Kein offizieller Programmpunkt, aber dennoch von Bedeutung ist auch die Zeit nach der Vorstellung. Es ist ausdrücklich erwünscht, dass Publikum und Akteur:innen sich im Anschluss noch austauschen und netzwerken - ganz wie in einem historischen Pariser Salon als Ort des gesellschaftlichen Diskurses. „Ich wünsche mir, dass die Leute einfach vorbeikommen und partizipieren“, erklärt Mathilda. Ihr sei bewusst, dass dieses Fornat erstmal schwerer zu erklären sei als ein Konzert oder eine Lesung. „Wir sind weder Fisch noch Fleisch“, schmunzelt sie. „Es ist aber gerade die Mischung aus verschiedenen Elementen, die uns im Kopf locker macht.“
Kultur findet ihren Weg
Obwohl - oder gerade weil? - ihr ein kulturwissenschaftlicher Hintergrund fehlt, fühlt sich Anne merklich wohl in ihrer Rolle. „Das Schöne ist ja, dass alle Gäste letztlich dasselbe wollen: Eine lebendige Oldenburger Kulturszene“, erklärt die 40-Jährige. „Nur steckt man immer auch ein bisschen fest in seinen Ansichten.“ Deshalb gebe es immer wieder gegensätzliche Positionen: Die einen sähen eher die Probleme, die anderen die Möglichkeiten. Doch das wenigste sei unüberbrückbar. „Ich finde es schön, wenn ich vermittelnd dazwischenstehen kann“, betont Anne mit einem Schmunzeln, denn „das ist schon ein bisschen wie meine psychiatrische Arbeit.“
Eine Behandlung oder Therapie sei das aber natürlich nicht, betont die Moderatorin. „Es geht darum, ins Gespräch zu kommen und Möglichkeiten zu entdecken.“ Dabei gehe es häufig um ganz simple Fragen: Wie funktioniert Kultur? Was läuft hinter den Kulissen? Wie findet Kultur überhaupt einen Weg? Ihr sei es ein Anliegen, die Szene der Stadt gemeinsam mit ihren Gästen weiter zu entwickeln. „Im Vergleich zu Leipzig bietet Oldenburg etwas mehr Sicherheit und Struktur“, stellt sie fest. Das sei grundsätzlich gut, allzu große Zufriedenheit berge aber auch Gefahren. „Man braucht kreative Köpfe, die einen Schritt weitergehen, die über den Tellerrand hinausdenken. Die gibt es hier in Oldenburg - und man muss schauen, wie man ihnen die passenden Möglichkeiten bietet.“
Die Mischung macht's
Wer mit Anne-Sohpie Zarour spricht, hat danach keine Zweifel mehr: Es gibt Menschen, die sind für die Bühne geboren - und sie ist eine davon. Dass sie letztlich davor zurückscheute, ihr berufliches Glück in der Kultur zu suchen, ist für Oldenburg heute ein Segen. Durch ihren professionellen Hintergrund als Psychologin bringt die leidenschaftliche Schauspielerin ein ganz neues Skillset in den Kulturbetrieb, der ihm druchaus nutzen kann.

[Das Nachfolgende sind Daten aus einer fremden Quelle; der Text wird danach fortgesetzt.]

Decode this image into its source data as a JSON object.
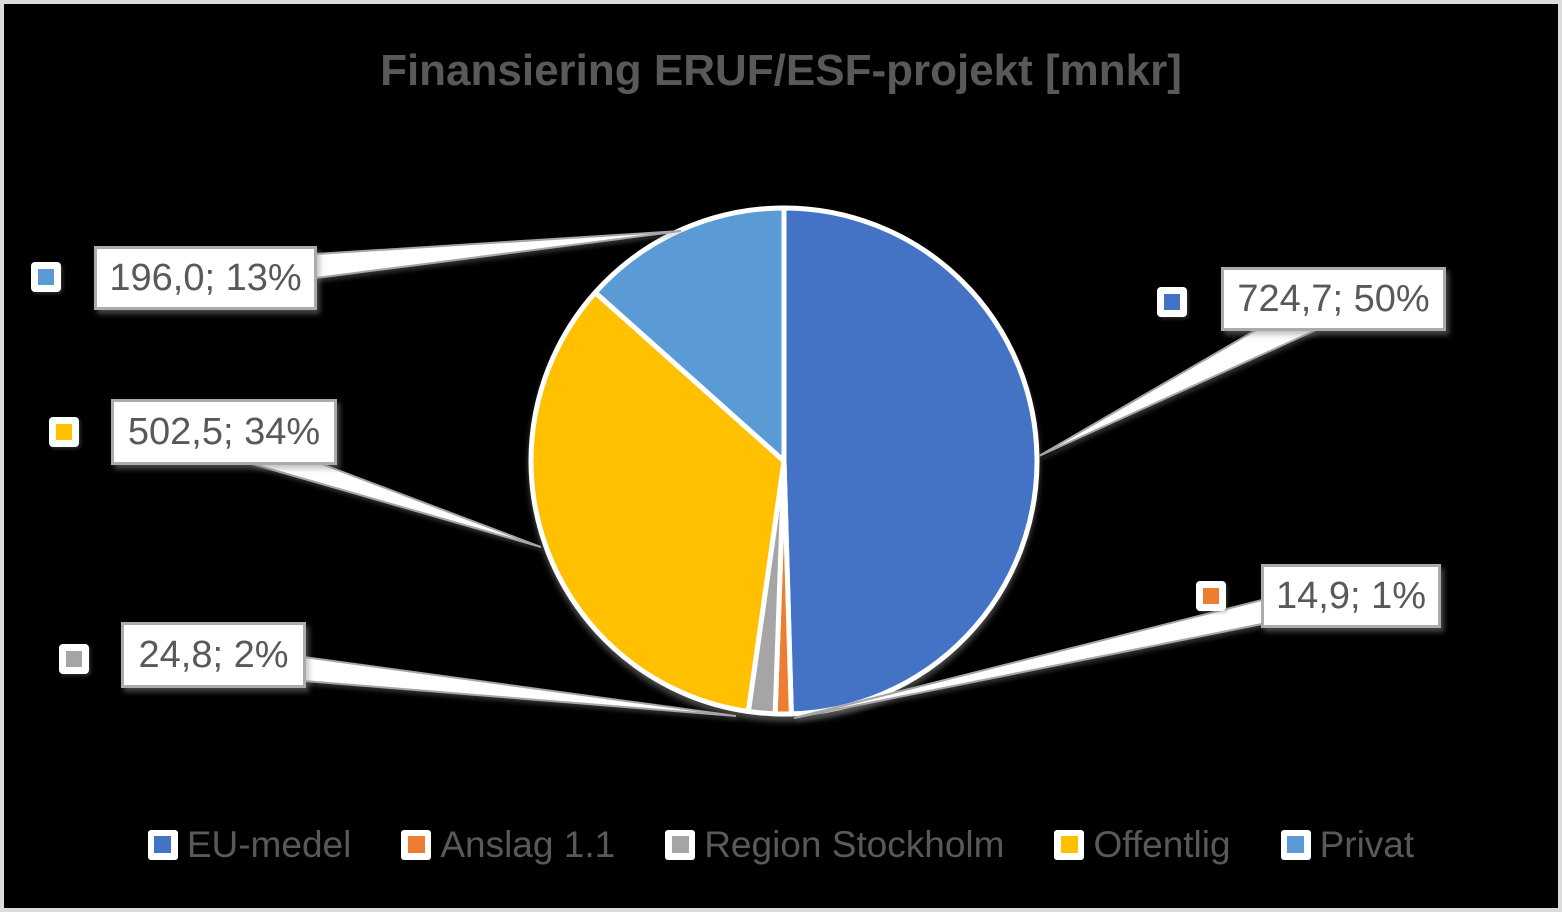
{
  "title": "Finansiering ERUF/ESF-projekt [mnkr]",
  "chart_data": {
    "type": "pie",
    "title": "Finansiering ERUF/ESF-projekt [mnkr]",
    "value_unit": "mnkr",
    "categories": [
      "EU-medel",
      "Anslag 1.1",
      "Region Stockholm",
      "Offentlig",
      "Privat"
    ],
    "values": [
      724.7,
      14.9,
      24.8,
      502.5,
      196.0
    ],
    "percents": [
      50,
      1,
      2,
      34,
      13
    ],
    "data_labels": [
      "724,7; 50%",
      "14,9; 1%",
      "24,8; 2%",
      "502,5; 34%",
      "196,0; 13%"
    ],
    "colors": [
      "#4472C4",
      "#ED7D31",
      "#A5A5A5",
      "#FFC000",
      "#5B9BD5"
    ],
    "start_angle_deg": 0,
    "direction": "clockwise",
    "label_style": "callout",
    "legend_position": "bottom"
  },
  "legend": {
    "items": [
      {
        "label": "EU-medel"
      },
      {
        "label": "Anslag 1.1"
      },
      {
        "label": "Region Stockholm"
      },
      {
        "label": "Offentlig"
      },
      {
        "label": "Privat"
      }
    ]
  },
  "style": {
    "background": "#000000",
    "frame_border": "#DCDCDC",
    "text_color": "#595959",
    "callout_fill": "#FFFFFF",
    "callout_border": "#ABABAB",
    "leader_line": "#A6A6A6",
    "slice_outline": "#FFFFFF"
  }
}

Dem Duo Mathilda Kochan und Bernt Wach ist mit dem Kultursalon ein Format gelungen, dessen Reiz nicht einfach zu erklären sein mag, das durch seine Mischung aber zu überzeugen weiß. Die Kombination substanzieller Inhalte und Positionen mit lockerer Unterhaltung schafft jene Offenheit, die für Veränderung nötig ist. Nicht denkbar ist all das allerdings ohne Moderatorin / Schauspielerin /Sängerin / Namensgeberin Anne-Sophie Zarour. Mit ihrer Persönlichkeit prägt und trägt sie das Format. Und auch wenn sie viel zu bescheiden ist, um den Wunsch zu haben, dass eine Veranstaltung nach ihr benannt sein sollte, hat diese doch genau den richtigen Namen: Annes Kultursalon.